The Hamilton Community Garden Network (HCGN) is a vibrant but small group of committed garden enthusiasts who provide a wide array of support to emerging and established community gardens in Hamilton, Ontario. The Gardens for Good Grant will be used to fund Oliver’s Garden Project, a program that provides individual citizens with the knowledge and resources needed to share the organic produce from their backyard with the wider community.
Vallejo People’s Garden is a community coalition grown out of hard times following the closure of their city’s Naval Shipyard and enduring struggle with the economic downturn. The grant will allow the coalition, comprised of volunteers from the Global Center for Success, the Betty Frank Senior Lunch Program, Community Action Partnership Solano, and the Regional Office of the USDA Forest Service, to create a “People’s Garden” which will provide fresh organic produce for the area’s homeless and needy. The garden will also serve the people of Vallejo as an outdoor classroom and a community hub for all ages.
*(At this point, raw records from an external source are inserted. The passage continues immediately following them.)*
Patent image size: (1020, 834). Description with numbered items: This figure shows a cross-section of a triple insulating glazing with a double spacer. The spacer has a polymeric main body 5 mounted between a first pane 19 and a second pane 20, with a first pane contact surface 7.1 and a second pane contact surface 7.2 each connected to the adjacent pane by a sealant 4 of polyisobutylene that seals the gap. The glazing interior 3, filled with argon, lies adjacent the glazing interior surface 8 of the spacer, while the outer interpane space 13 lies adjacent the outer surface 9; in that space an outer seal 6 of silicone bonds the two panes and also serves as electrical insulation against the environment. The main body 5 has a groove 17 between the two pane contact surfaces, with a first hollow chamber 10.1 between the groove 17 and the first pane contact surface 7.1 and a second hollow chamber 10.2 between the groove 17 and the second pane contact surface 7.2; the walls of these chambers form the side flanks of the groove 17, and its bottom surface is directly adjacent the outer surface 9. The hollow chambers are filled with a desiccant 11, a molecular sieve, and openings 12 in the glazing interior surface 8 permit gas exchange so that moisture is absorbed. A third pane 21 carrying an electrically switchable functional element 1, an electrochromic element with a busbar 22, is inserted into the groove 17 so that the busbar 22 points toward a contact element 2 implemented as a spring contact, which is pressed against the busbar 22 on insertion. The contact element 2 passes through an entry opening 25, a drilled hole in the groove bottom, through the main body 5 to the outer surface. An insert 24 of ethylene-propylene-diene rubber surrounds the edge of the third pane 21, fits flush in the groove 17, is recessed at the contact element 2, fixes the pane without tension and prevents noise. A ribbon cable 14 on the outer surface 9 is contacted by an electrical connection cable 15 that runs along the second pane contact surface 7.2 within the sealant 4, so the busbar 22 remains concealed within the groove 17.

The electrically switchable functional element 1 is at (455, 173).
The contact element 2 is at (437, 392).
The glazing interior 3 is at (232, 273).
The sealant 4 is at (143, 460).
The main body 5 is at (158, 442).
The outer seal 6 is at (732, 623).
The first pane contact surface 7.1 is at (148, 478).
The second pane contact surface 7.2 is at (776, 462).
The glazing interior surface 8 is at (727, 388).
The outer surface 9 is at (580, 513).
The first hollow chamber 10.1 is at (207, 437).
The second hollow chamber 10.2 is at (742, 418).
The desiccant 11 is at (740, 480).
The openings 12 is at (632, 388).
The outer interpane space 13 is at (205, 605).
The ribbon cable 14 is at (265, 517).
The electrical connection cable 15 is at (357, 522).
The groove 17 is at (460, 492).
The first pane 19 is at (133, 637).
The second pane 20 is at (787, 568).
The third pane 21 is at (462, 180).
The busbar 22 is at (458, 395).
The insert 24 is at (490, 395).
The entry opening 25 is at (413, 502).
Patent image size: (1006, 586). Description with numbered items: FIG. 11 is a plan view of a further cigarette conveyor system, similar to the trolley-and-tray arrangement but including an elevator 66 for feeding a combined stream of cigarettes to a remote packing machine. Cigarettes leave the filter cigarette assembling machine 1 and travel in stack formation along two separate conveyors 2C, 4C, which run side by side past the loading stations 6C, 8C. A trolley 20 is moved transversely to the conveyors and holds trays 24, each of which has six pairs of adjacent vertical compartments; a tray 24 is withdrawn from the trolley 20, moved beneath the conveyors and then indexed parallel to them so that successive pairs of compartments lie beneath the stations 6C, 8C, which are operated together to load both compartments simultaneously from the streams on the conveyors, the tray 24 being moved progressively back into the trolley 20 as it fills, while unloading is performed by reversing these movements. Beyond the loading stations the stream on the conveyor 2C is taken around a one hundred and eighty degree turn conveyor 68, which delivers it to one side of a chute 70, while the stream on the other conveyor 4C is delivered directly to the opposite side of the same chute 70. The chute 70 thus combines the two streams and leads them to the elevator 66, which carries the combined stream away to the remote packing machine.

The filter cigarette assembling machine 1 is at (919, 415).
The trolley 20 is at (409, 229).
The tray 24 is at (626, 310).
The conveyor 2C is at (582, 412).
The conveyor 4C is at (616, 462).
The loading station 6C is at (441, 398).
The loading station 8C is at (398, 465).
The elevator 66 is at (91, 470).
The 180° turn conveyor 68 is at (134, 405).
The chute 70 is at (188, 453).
The Damayan Garden Project’s mission is to promote sustainable, local food production and sow the seeds of healthy living and ecological awareness through hands-on gardening activities. The organization plans to use Nature’s Path’s grant to fund a garden that would contribute to local food drives, help teach children where food comes from, inspire enthusiasm about healthy eating, re-establish a lacking sense of community and encourage people to take control of what they eat.